Неожиданно близнец схватил его за затылок и дернул на себя. Вова не успел подумать – нет, не могли их мысли совпасть, – но тот лишь прижался лбом к его лбу, все также стискивая пальцами его волосы, а другой рукой держась за его плечо, и недобро улыбнулся.
– Чего молчишь? – Спросил он.
– Женька говорил, ты никогда не пьянеешь, – вторил ему Вова. – Врал?
– Ну почему… он правда в это верит.
– А ты значит – да?
– А ты никогда не напивался?
– Ты знаешь, что да. Ты тоже там был, – Вова прыснул, и двойник следом за ним. Они хорошо помнили утро, перед которым не помнили целую ночь, помнили, как получали люлей от отца, и как бабушка с матерью спорили за дверью, стоит ли мальчика «подлечить» или в воспитательных целях оставить валяться с головной болью до вечера, и как головная боль прошла к обеду, и так и не подлеченный мальчик усвистел в неизвестном направлении покорять мир.
– Я же говорю – мы с тобой одно целое, – не удержался двойник. – Все твое - мое.
– И наоборот тоже? Все твое - мое?
– Ну да.
– Значит, я тоже президент этой страны?
– Страна мне не принадлежит. Это я ей принадлежу.
– Ловко выкрутился.
– Я же наполовину юрист.
Они застыли, и в тусклом свете Вова мог видеть только, как блестят чернеющие глаза двойника – так же, должно быть, блестели его собственные. Действительно, это должно быть прекрасно – прожить две жизни одновременно, чтобы никогда не выбирать. Вот и сейчас Вова хотел бы не выбирать.
По шороху в прихожей отмерли все - охранники за дверью, оба Вовы и сам дом. Двойник будто нехотя выпустил его и отошел на шаг.
Пришел Женька.
Он застыл в дверях, увидев обоих Вов рядом – на столь близком расстоянии, что легко можно было бы придушить друг друга, если бы они того захотели.
– О… привет, – ошарашено произнес он, переводя взгляд с одного на другого. В комнате наверняка чувствовался дух пьянства, но только заметив между подушками пустую бутылку, Женька цокнул языком и улыбнулся.
– Поня-я-ятно, – протянул он. – И по какому случаю праздник?
– Торжественное примирение, – первым объявил двойник.
– Твой господин разрешил мне взять тебя с собой.
– Это правда? – Как-то робко переспросил Женька, заискивающе глядя на другого Вову, и на какой-то миг первый почувствовал неладное под ребром, будто его обокрали – но очень быстро это чувство сменилось какой-то гордостью, будто смотрели на него.
– Это правда, – кивнул близнец. – Не навсегда. Но пока пандемия и нет концертов…

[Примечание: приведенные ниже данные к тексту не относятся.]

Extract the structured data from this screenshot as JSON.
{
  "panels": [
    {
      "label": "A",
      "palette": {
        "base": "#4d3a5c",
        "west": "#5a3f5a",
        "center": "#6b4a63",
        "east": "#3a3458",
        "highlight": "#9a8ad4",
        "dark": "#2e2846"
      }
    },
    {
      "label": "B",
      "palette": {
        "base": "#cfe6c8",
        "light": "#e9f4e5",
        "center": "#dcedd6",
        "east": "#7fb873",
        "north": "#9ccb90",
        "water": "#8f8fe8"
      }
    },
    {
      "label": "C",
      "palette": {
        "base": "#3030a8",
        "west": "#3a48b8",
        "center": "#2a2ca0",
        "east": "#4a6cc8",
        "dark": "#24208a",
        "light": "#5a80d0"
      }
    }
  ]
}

– Я… – Женька не мог найти слов. То, что его мучило, Вова сейчас, на градусе, почувствовал особенно ярко – Женьке страсть как хотелось, чтобы его любили, и чтобы человек, которого он обожает, каждое утро просыпался с ним. Но часть его воспринимало вольницу как предательство – будто бы его сначала приручили, а теперь выпускают в лес. Он же не знал, что это согласие – чистой воды мошенничество человека, который неожиданно зажил в ладу с самим собой в самом извращенном понимании гармонии.
– Мне пора, – неожиданно прозрел близнец, и очаровательная пьяная мечтательность спала с него, как падает с купальщика плохо накрученное полотенце. Он враз стал серьезен, даже скучен, будто и не было никакого пьянства, едва не дошедшего до неприличия. Вова, словно почуяв опасность, тоже посерьезнел, насколько позволял банный халат, и поддакнул:
– Тебе пора.
– Завтра позвоню.
– Непременно.
– Спасибо, что выслушал.
– Привык слушать внутренний голос, – несмешно съязвил Вова, но это теперь был их тайный шифр – даже Женьке не позволено было узнать, что за пакт они заключили здесь по пьяни. Особенно – Женьке.
Двойник исчез так же стремительно, как и появился – закрывая дверь, Вова задумался, как, интересно, это славное время было обозначено в президентском графике. Посещение друга? Решение вопросов госбезопасности? Пьянка? Психотерапия? Ему всегда было любопытно заглянуть в график лиц, у которых все минуты жизни подотчетны, но даже когда ему предоставлялась такая возможность, он любезно строил догадки, потому что реальность, скорее всего, была невероятно скучна.
Теперь дело было за малым – уговорить Женьку. Но теперь, без административного ресурса на расстоянии высунутого языка, это было не так просто, как казалось вначале.